2. Several bills introducing an Environmental Justice Act have appeared before
Congress over the past couple of years. See, e.g., S.1161, 103d Cong., 1st Sess. (1993);
H.R. 2105, 103d Cong., 1st Sess. (1993). A final version is expected to be passed in
the near future. On February 11, 1994, the President signed Executive Order 12898,
59 Fed. Reg. 7,629 (1994), which called for environmental justice to be addressed in
certain federal actions (federally funded and affecting human health or the
environment).
3. At the federal level, see, for example, U.S. ENVTL. PROTECTION AGENCY, EN-
VIRONMENTAL EQUITY: REDUCING RISK FOR ALL COMMUNITIES (June 1992). The
United States Environmental Protection Agency (EPA) has established an internal
Office of Environmental Equity and has formed environmental justice task forces to
participate in a number of EPA initiated comparative risk projects.

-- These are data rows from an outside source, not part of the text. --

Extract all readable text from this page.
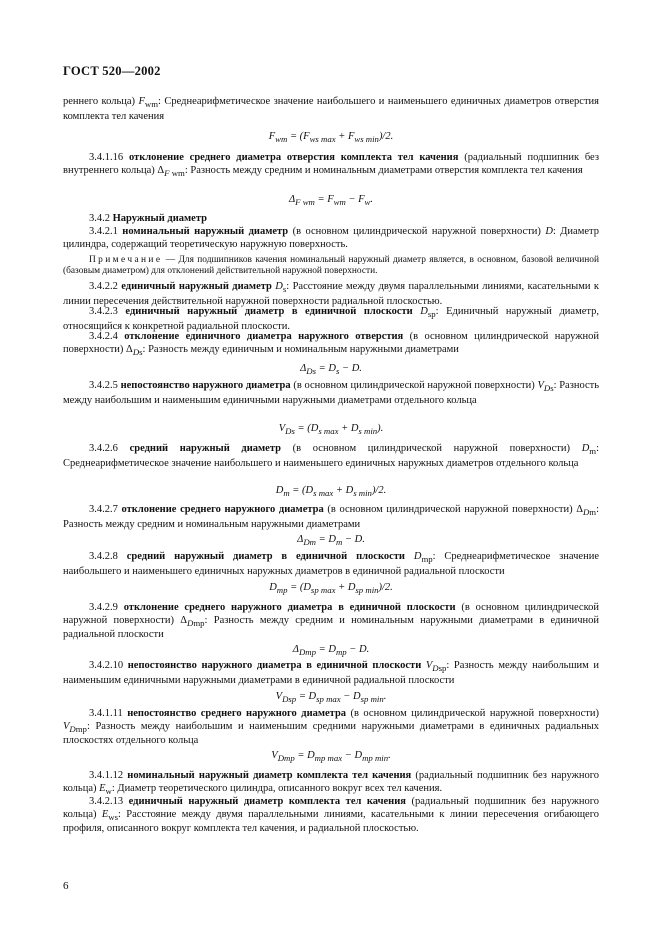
ГОСТ 520—2002
реннего кольца) $F_{wm}$: Среднеарифметическое значение наибольшего и наименьшего единичных диаметров отверстия комплекта тел качения
$F_{wm} = (F_{ws max} + F_{ws min})/2$.
3.4.1.16 отклонение среднего диаметра отверстия комплекта тел качения (радиальный подшипник без внутреннего кольца) $\Delta_{F wm}$: Разность между средним и номинальным диаметрами отверстия комплекта тел качения
$\Delta_{F wm} = F_{wm} - F_w$.
3.4.2 Наружный диаметр
3.4.2.1 номинальный наружный диаметр (в основном цилиндрической наружной поверхности) D: Диаметр цилиндра, содержащий теоретическую наружную поверхность.
Примечание — Для подшипников качения номинальный наружный диаметр является, в основном, базовой величиной (базовым диаметром) для отклонений действительной наружной поверхности.
3.4.2.2 единичный наружный диаметр $D_s$: Расстояние между двумя параллельными линиями, касательными к линии пересечения действительной наружной поверхности радиальной плоскостью.
3.4.2.3 единичный наружный диаметр в единичной плоскости $D_{sp}$: Единичный наружный диаметр, относящийся к конкретной радиальной плоскости.
3.4.2.4 отклонение единичного диаметра наружного отверстия (в основном цилиндрической наружной поверхности) $\Delta_{Ds}$: Разность между единичным и номинальным наружными диаметрами
$\Delta_{Ds} = D_s - D$.
3.4.2.5 непостоянство наружного диаметра (в основном цилиндрической наружной поверхности) $V_{Ds}$: Разность между наибольшим и наименьшим единичными наружными диаметрами отдельного кольца
$V_{Ds} = (D_{s max} + D_{s min})$.
3.4.2.6 средний наружный диаметр (в основном цилиндрической наружной поверхности) $D_m$: Среднеарифметическое значение наибольшего и наименьшего единичных наружных диаметров отдельного кольца
$D_m = (D_{s max} + D_{s min})/2$.
3.4.2.7 отклонение среднего наружного диаметра (в основном цилиндрической наружной поверхности) $\Delta_{Dm}$: Разность между средним и номинальным наружными диаметрами
$\Delta_{Dm} = D_m - D$.
3.4.2.8 средний наружный диаметр в единичной плоскости $D_{mp}$: Среднеарифметическое значение наибольшего и наименьшего единичных наружных диаметров в единичной радиальной плоскости
$D_{mp} = (D_{sp max} + D_{sp min})/2$.
3.4.2.9 отклонение среднего наружного диаметра в единичной плоскости (в основном цилиндрической наружной поверхности) $\Delta_{Dmp}$: Разность между средним и номинальным наружными диаметрами в единичной радиальной плоскости
$\Delta_{Dmp} = D_{mp} - D$.
3.4.2.10 непостоянство наружного диаметра в единичной плоскости $V_{Dsp}$: Разность между наибольшим и наименьшим единичными наружными диаметрами в единичной радиальной плоскости
$V_{Dsp} = D_{sp max} - D_{sp min}$.
3.4.1.11 непостоянство среднего наружного диаметра (в основном цилиндрической наружной поверхности) $V_{Dmp}$: Разность между наибольшим и наименьшим средними наружными диаметрами в единичных радиальных плоскостях отдельного кольца
$V_{Dmp} = D_{mp max} - D_{mp min}$.
3.4.1.12 номинальный наружный диаметр комплекта тел качения (радиальный подшипник без наружного кольца) $E_w$: Диаметр теоретического цилиндра, описанного вокруг всех тел качения.
3.4.2.13 единичный наружный диаметр комплекта тел качения (радиальный подшипник без наружного кольца) $E_{ws}$: Расстояние между двумя параллельными линиями, касательными к линии пересечения огибающего профиля, описанного вокруг комплекта тел качения, и радиальной плоскостью.
6
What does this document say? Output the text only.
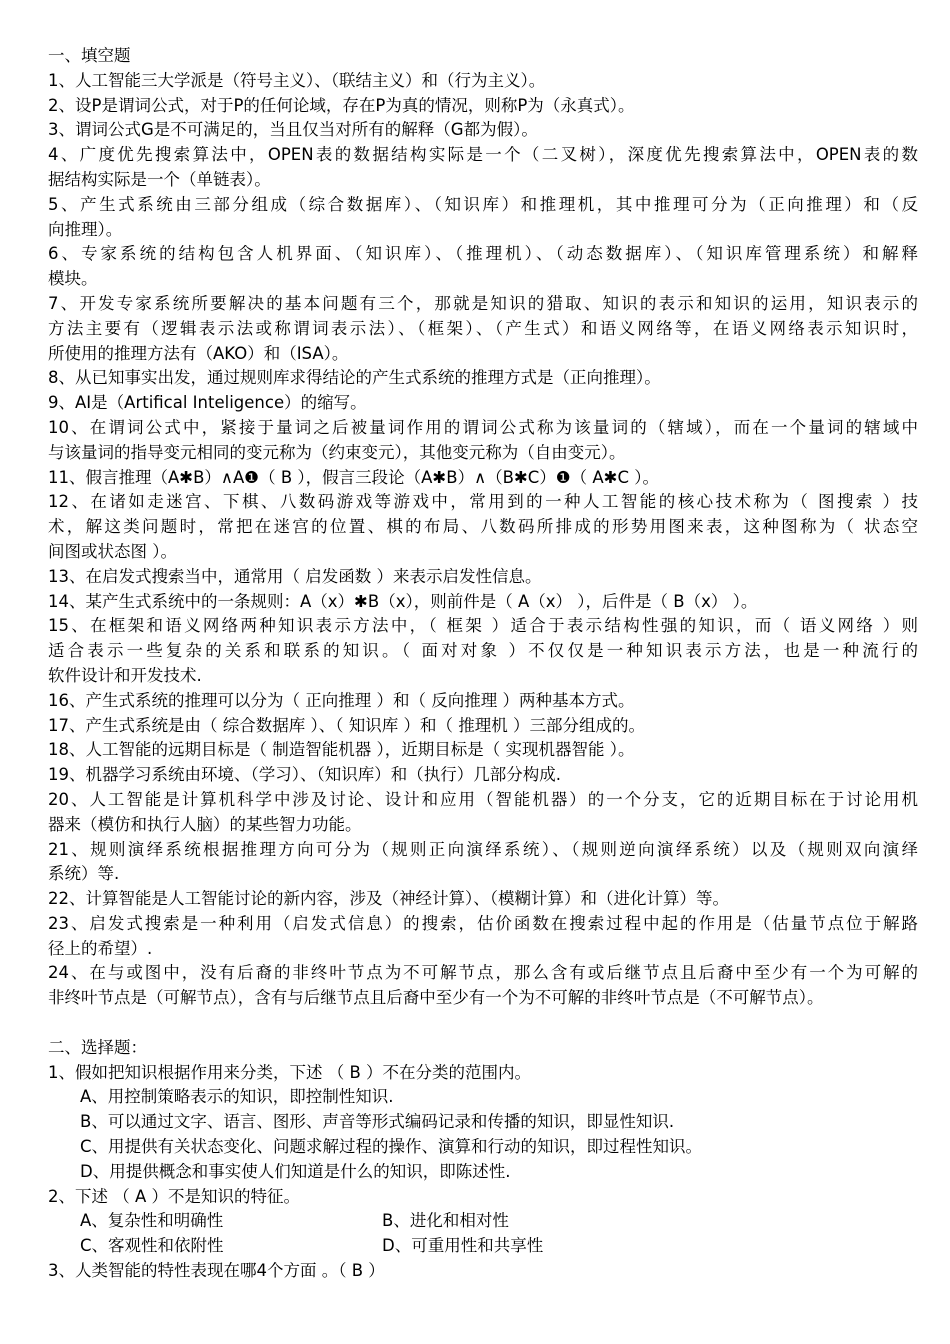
一、填空题
1、人工智能三大学派是（符号主义）、（联结主义）和（行为主义）。
2、设P是谓词公式，对于P的任何论域，存在P为真的情况，则称P为（永真式）。
3、谓词公式G是不可满足的，当且仅当对所有的解释（G都为假）。
4、广度优先搜索算法中，OPEN表的数据结构实际是一个（二叉树），深度优先搜索算法中，OPEN表的数
据结构实际是一个（单链表）。
5、产生式系统由三部分组成（综合数据库）、（知识库）和推理机，其中推理可分为（正向推理）和（反
向推理）。
6、专家系统的结构包含人机界面、（知识库）、（推理机）、（动态数据库）、（知识库管理系统）和解释
模块。
7、开发专家系统所要解决的基本问题有三个，那就是知识的猎取、知识的表示和知识的运用，知识表示的
方法主要有（逻辑表示法或称谓词表示法）、（框架）、（产生式）和语义网络等，在语义网络表示知识时，
所使用的推理方法有（AKO）和（ISA）。
8、从已知事实出发，通过规则库求得结论的产生式系统的推理方式是（正向推理）。
9、AI是（Artifical Inteligence）的缩写。
10、在谓词公式中，紧接于量词之后被量词作用的谓词公式称为该量词的（辖域），而在一个量词的辖域中
与该量词的指导变元相同的变元称为（约束变元），其他变元称为（自由变元）。
11、假言推理（A✱B）∧A❶（ B ），假言三段论（A✱B）∧（B✱C）❶（ A✱C ）。
12、在诸如走迷宫、下棋、八数码游戏等游戏中，常用到的一种人工智能的核心技术称为（ 图搜索 ）技
术，解这类问题时，常把在迷宫的位置、棋的布局、八数码所排成的形势用图来表，这种图称为（ 状态空
间图或状态图 ）。
13、在启发式搜索当中，通常用（ 启发函数 ）来表示启发性信息。
14、某产生式系统中的一条规则：A（x）✱B（x），则前件是（ A（x） ），后件是（ B（x） ）。
15、在框架和语义网络两种知识表示方法中，（ 框架 ）适合于表示结构性强的知识，而（ 语义网络 ）则
适合表示一些复杂的关系和联系的知识。（ 面对对象 ）不仅仅是一种知识表示方法，也是一种流行的
软件设计和开发技术.
16、产生式系统的推理可以分为（ 正向推理 ）和（ 反向推理 ）两种基本方式。
17、产生式系统是由（ 综合数据库 ）、（ 知识库 ）和（ 推理机 ）三部分组成的。
18、人工智能的远期目标是（ 制造智能机器 ），近期目标是（ 实现机器智能 ）。
19、机器学习系统由环境、（学习）、（知识库）和（执行）几部分构成.
20、人工智能是计算机科学中涉及讨论、设计和应用（智能机器）的一个分支，它的近期目标在于讨论用机
器来（模仿和执行人脑）的某些智力功能。
21、规则演绎系统根据推理方向可分为（规则正向演绎系统）、（规则逆向演绎系统）以及（规则双向演绎
系统）等.
22、计算智能是人工智能讨论的新内容，涉及（神经计算）、（模糊计算）和（进化计算）等。
23、启发式搜索是一种利用（启发式信息）的搜索，估价函数在搜索过程中起的作用是（估量节点位于解路
径上的希望）.
24、在与或图中，没有后裔的非终叶节点为不可解节点，那么含有或后继节点且后裔中至少有一个为可解的
非终叶节点是（可解节点），含有与后继节点且后裔中至少有一个为不可解的非终叶节点是（不可解节点）。
二、选择题：
1、假如把知识根据作用来分类，下述 （ B ）不在分类的范围内。
A、用控制策略表示的知识，即控制性知识.
B、可以通过文字、语言、图形、声音等形式编码记录和传播的知识，即显性知识.
C、用提供有关状态变化、问题求解过程的操作、演算和行动的知识，即过程性知识。
D、用提供概念和事实使人们知道是什么的知识，即陈述性.
2、下述 （ A ）不是知识的特征。
A、复杂性和明确性	B、进化和相对性
C、客观性和依附性	D、可重用性和共享性
3、人类智能的特性表现在哪4个方面 。（ B ）
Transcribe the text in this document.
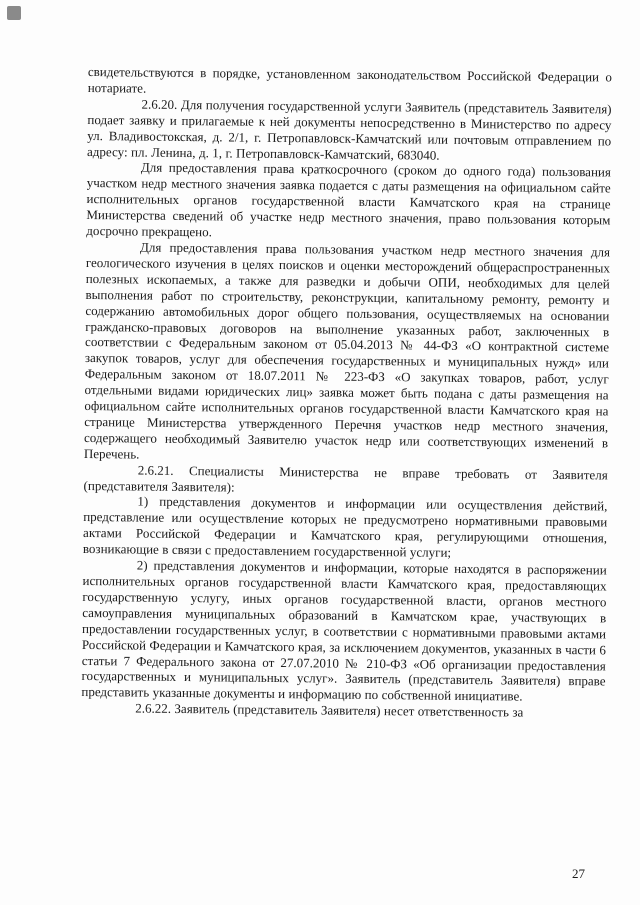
свидетельствуются в порядке, установленном законодательством Российской Федерации о нотариате.

2.6.20. Для получения государственной услуги Заявитель (представитель Заявителя) подает заявку и прилагаемые к ней документы непосредственно в Министерство по адресу ул. Владивостокская, д. 2/1, г. Петропавловск-Камчатский или почтовым отправлением по адресу: пл. Ленина, д. 1, г. Петропавловск-Камчатский, 683040.

Для предоставления права краткосрочного (сроком до одного года) пользования участком недр местного значения заявка подается с даты размещения на официальном сайте исполнительных органов государственной власти Камчатского края на странице Министерства сведений об участке недр местного значения, право пользования которым досрочно прекращено.

Для предоставления права пользования участком недр местного значения для геологического изучения в целях поисков и оценки месторождений общераспространенных полезных ископаемых, а также для разведки и добычи ОПИ, необходимых для целей выполнения работ по строительству, реконструкции, капитальному ремонту, ремонту и содержанию автомобильных дорог общего пользования, осуществляемых на основании гражданско-правовых договоров на выполнение указанных работ, заключенных в соответствии с Федеральным законом от 05.04.2013 № 44-ФЗ «О контрактной системе закупок товаров, услуг для обеспечения государственных и муниципальных нужд» или Федеральным законом от 18.07.2011 № 223-ФЗ «О закупках товаров, работ, услуг отдельными видами юридических лиц» заявка может быть подана с даты размещения на официальном сайте исполнительных органов государственной власти Камчатского края на странице Министерства утвержденного Перечня участков недр местного значения, содержащего необходимый Заявителю участок недр или соответствующих изменений в Перечень.

2.6.21. Специалисты Министерства не вправе требовать от Заявителя (представителя Заявителя):

1) представления документов и информации или осуществления действий, представление или осуществление которых не предусмотрено нормативными правовыми актами Российской Федерации и Камчатского края, регулирующими отношения, возникающие в связи с предоставлением государственной услуги;

2) представления документов и информации, которые находятся в распоряжении исполнительных органов государственной власти Камчатского края, предоставляющих государственную услугу, иных органов государственной власти, органов местного самоуправления муниципальных образований в Камчатском крае, участвующих в предоставлении государственных услуг, в соответствии с нормативными правовыми актами Российской Федерации и Камчатского края, за исключением документов, указанных в части 6 статьи 7 Федерального закона от 27.07.2010 № 210-ФЗ «Об организации предоставления государственных и муниципальных услуг». Заявитель (представитель Заявителя) вправе представить указанные документы и информацию по собственной инициативе.

2.6.22. Заявитель (представитель Заявителя) несет ответственность за

27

4. U.S. GEN. ACCOUNTING OFFICE, SITING OF HAZARDOUS WASTE LANDFILLS
AND THEIR CORRELATION WITH RACIAL AND ECONOMIC STATUS OF SURROUNDING
COMMUNITIES (June 1, 1983); COMM'N ON RACIAL JUSTICE, UNITED CHURCH OF
CHRIST, TOXIC WASTES AND RACE IN THE UNITED STATES (1987) [hereinafter UCC
REPORT]; Marianne Lavelle & Marcia Coyle, Unequal Protection: The Racial Divide
in Environmental Law, NAT'L L.J., Sept. 21, 1992.